7-Nell'infinito buio 04:26

8-Ertagron 08:53

Total time 47:19

 

Medenera, one-man band che vede la luce nel 2017, nome intrigante e allo stesso tempo avvolto da misteri celestiali.

Creatura sprigionata dalla mente di una sola persona (della quale ci è dato davvero poco sapere al momento), da suoni e atmosfere mistiche e incantate.

Questa è una rivelazione italiana, concentrata a mio avviso su una assenza e distacco dalla vita quotidiana, dalla “realtà”, nel senso sociale del termine.

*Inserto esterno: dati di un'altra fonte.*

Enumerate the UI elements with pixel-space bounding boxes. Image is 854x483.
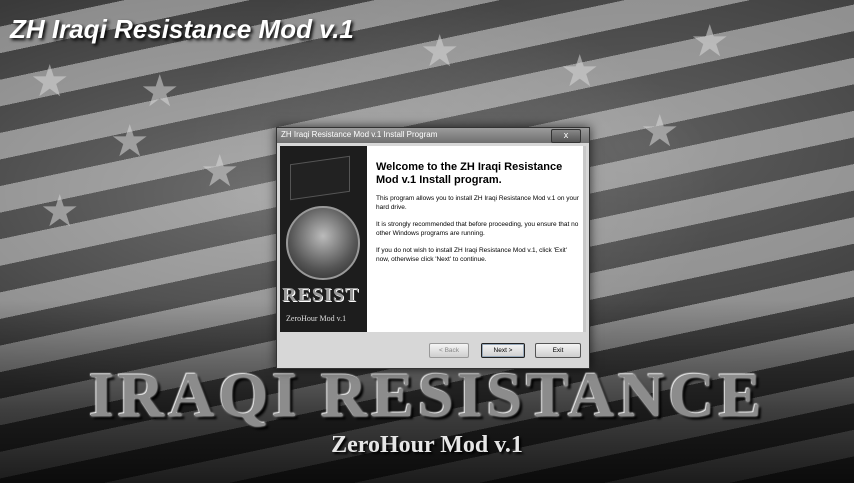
star-decoration: ★ [640,107,680,156]
welcome-heading: Welcome to the ZH Iraqi Resistance Mod v… [376,161,563,186]
flag-graphic [290,155,350,201]
star-decoration: ★ [40,187,80,236]
side-banner-image: RESIST ZeroHour Mod v.1 [280,146,367,332]
next-button[interactable]: Next > [481,343,525,358]
banner-title: IRAQI RESISTANCE [88,359,766,430]
star-decoration: ★ [110,117,150,166]
star-decoration: ★ [140,67,180,116]
star-decoration: ★ [420,27,460,76]
dialog-content: RESIST ZeroHour Mod v.1 Welcome to the Z… [280,146,586,332]
app-title: ZH Iraqi Resistance Mod v.1 [10,14,354,44]
star-decoration: ★ [200,147,240,196]
dialog-title: ZH Iraqi Resistance Mod v.1 Install Prog… [281,130,438,139]
warning-paragraph: It is strongly recommended that before p… [376,221,579,237]
star-decoration: ★ [560,47,600,96]
side-logo-text: RESIST [282,284,360,306]
close-icon: x [563,130,569,140]
exit-button[interactable]: Exit [535,343,581,358]
dialog-titlebar[interactable]: ZH Iraqi Resistance Mod v.1 Install Prog… [277,128,589,143]
back-button[interactable]: < Back [429,343,469,358]
banner-subtitle: ZeroHour Mod v.1 [331,432,523,458]
scrollbar[interactable] [583,146,586,332]
button-bar: < Back Next > Exit [277,338,589,366]
star-decoration: ★ [30,57,70,106]
install-dialog: ZH Iraqi Resistance Mod v.1 Install Prog… [276,127,590,369]
intro-paragraph: This program allows you to install ZH Ir… [376,195,579,211]
exit-instructions-paragraph: If you do not wish to install ZH Iraqi R… [376,247,567,263]
close-button[interactable]: x [551,129,581,143]
welcome-text-area: Welcome to the ZH Iraqi Resistance Mod v… [376,161,580,273]
fighter-emblem-graphic [286,206,360,280]
star-decoration: ★ [690,17,730,66]
side-subtitle-text: ZeroHour Mod v.1 [286,314,347,323]
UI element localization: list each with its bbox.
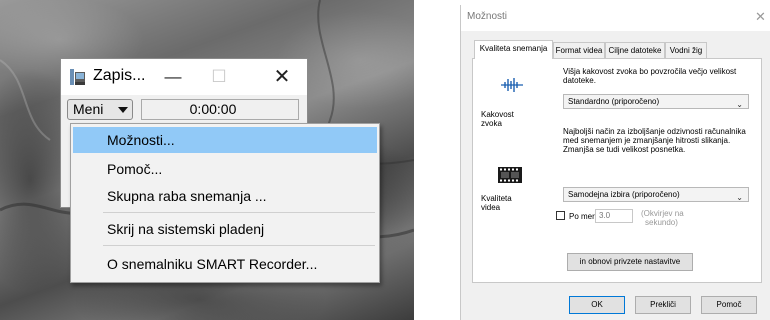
recording-quality-panel: Kakovost zvoka Višja kakovost zvoka bo p… <box>472 58 762 283</box>
chevron-down-icon: ⌄ <box>736 100 743 109</box>
audio-quality-select[interactable]: Standardno (priporočeno) ⌄ <box>563 94 749 109</box>
close-button[interactable]: ✕ <box>264 63 300 91</box>
fps-unit-line2: sekundo) <box>645 218 678 227</box>
recorder-title: Zapis... <box>93 67 146 84</box>
menu-separator <box>103 245 375 246</box>
audio-wave-icon <box>501 78 523 92</box>
audio-label-line1: Kakovost <box>481 110 514 119</box>
menu-button[interactable]: Meni <box>67 99 133 120</box>
recorder-app-icon <box>70 69 85 85</box>
menu-item-options[interactable]: Možnosti... <box>73 127 377 153</box>
tab-video-format[interactable]: Format videa <box>553 42 605 58</box>
custom-fps-checkbox[interactable] <box>556 211 565 220</box>
options-dialog: Možnosti ✕ Kvaliteta snemanja Format vid… <box>460 5 770 320</box>
menu-item-hide-to-tray[interactable]: Skrij na sistemski pladenj <box>73 216 377 242</box>
menu-item-help[interactable]: Pomoč... <box>73 156 377 182</box>
tab-target-files[interactable]: Ciljne datoteke <box>605 42 665 58</box>
dialog-title: Možnosti <box>467 11 508 22</box>
video-label-line1: Kvaliteta <box>481 194 512 203</box>
menu-button-label: Meni <box>73 101 104 117</box>
maximize-button[interactable]: ☐ <box>201 63 237 91</box>
video-quality-value: Samodejna izbira (priporočeno) <box>568 190 680 199</box>
audio-quality-value: Standardno (priporočeno) <box>568 97 660 106</box>
context-menu: Možnosti... Pomoč... Skupna raba snemanj… <box>70 123 380 283</box>
tab-recording-quality[interactable]: Kvaliteta snemanja <box>474 40 553 59</box>
cancel-button[interactable]: Prekliči <box>635 296 691 314</box>
restore-defaults-button[interactable]: in obnovi privzete nastavitve <box>567 253 693 271</box>
chevron-down-icon: ⌄ <box>736 193 743 202</box>
chevron-down-icon <box>118 107 128 113</box>
desktop-background: Zapis... — ☐ ✕ Meni 0:00:00 Možnosti... … <box>0 0 414 320</box>
video-label-line2: videa <box>481 203 501 212</box>
recorder-titlebar: Zapis... — ☐ ✕ <box>61 59 307 95</box>
options-area: Možnosti ✕ Kvaliteta snemanja Format vid… <box>414 0 770 320</box>
fps-input[interactable]: 3.0 <box>595 209 633 223</box>
menu-item-share-recording[interactable]: Skupna raba snemanja ... <box>73 183 377 209</box>
menu-separator <box>103 212 375 213</box>
tab-watermark[interactable]: Vodni žig <box>665 42 707 58</box>
time-display: 0:00:00 <box>141 99 299 120</box>
film-strip-icon <box>498 167 522 183</box>
video-quality-select[interactable]: Samodejna izbira (priporočeno) ⌄ <box>563 187 749 202</box>
minimize-button[interactable]: — <box>155 63 191 91</box>
video-description: Najboljši način za izboljšanje odzivnost… <box>563 127 746 154</box>
audio-description: Višja kakovost zvoka bo povzročila večjo… <box>563 67 737 85</box>
menu-item-about[interactable]: O snemalniku SMART Recorder... <box>73 251 377 277</box>
ok-button[interactable]: OK <box>569 296 625 314</box>
fps-unit-line1: (Okvirjev na <box>641 209 684 218</box>
dialog-close-button[interactable]: ✕ <box>755 9 766 25</box>
help-button[interactable]: Pomoč <box>701 296 757 314</box>
dialog-titlebar: Možnosti ✕ <box>461 5 770 31</box>
audio-label-line2: zvoka <box>481 119 502 128</box>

Attrattive ed affascinanti aree avvolgenti e molto coinvolgenti, nasce dunque il primo full dal titolo “Medenir”, rilasciato in formato digitale il 25 di dicembre dello scorso anno. Album molto interessante, dal mio personale punto di vista,mi ha catturato sin dal primo ascolto. Questo lavoro risulta molto fluido e spaziale, alternato in alcune tracce di assoluta fase preparativa, per poi spiegare ad ali aperte la propria scia luminosa. E’ un album, credo, molto influenzato da altre one-man band metal dai nomi non indifferenti, quali Summoning, Elderwind e Caladan Brood, giusto per citarne qualcuna delle più influenti. 

La proposta del nostro è, per l’appunto, di un atmosferic black metal, molto ben strutturato ed articolato nelle composizioni. Questi è un artista di rilevanza nostrana nell ambito atmosferic, volto ad un proseguirsi di evoluzioni e sonorita eteree, nonchè carismatico e ammaliante, affermando cosi la sua oscura astrale presenza al cospetto di un ascoltatore volto a respirare e scoprire le note ipnotiche ed incantate di un album di tale caratura. Il nostro è un musicista poliedrico e di carattere, curatore di stesure molto filanti e ossessive, a tal punto da sfociare in un equilibrio tra ambient, atmosferic, depressive e di sano e puro black metal. Il progetto è molto promettente e valido e spero che questo sia soltanto il suo primo e ben fatto full length che lo porterà a scalare la montagna del successo.  

Sicuramente in futuro saprà regalarci tante altre emozioni di questo tipo.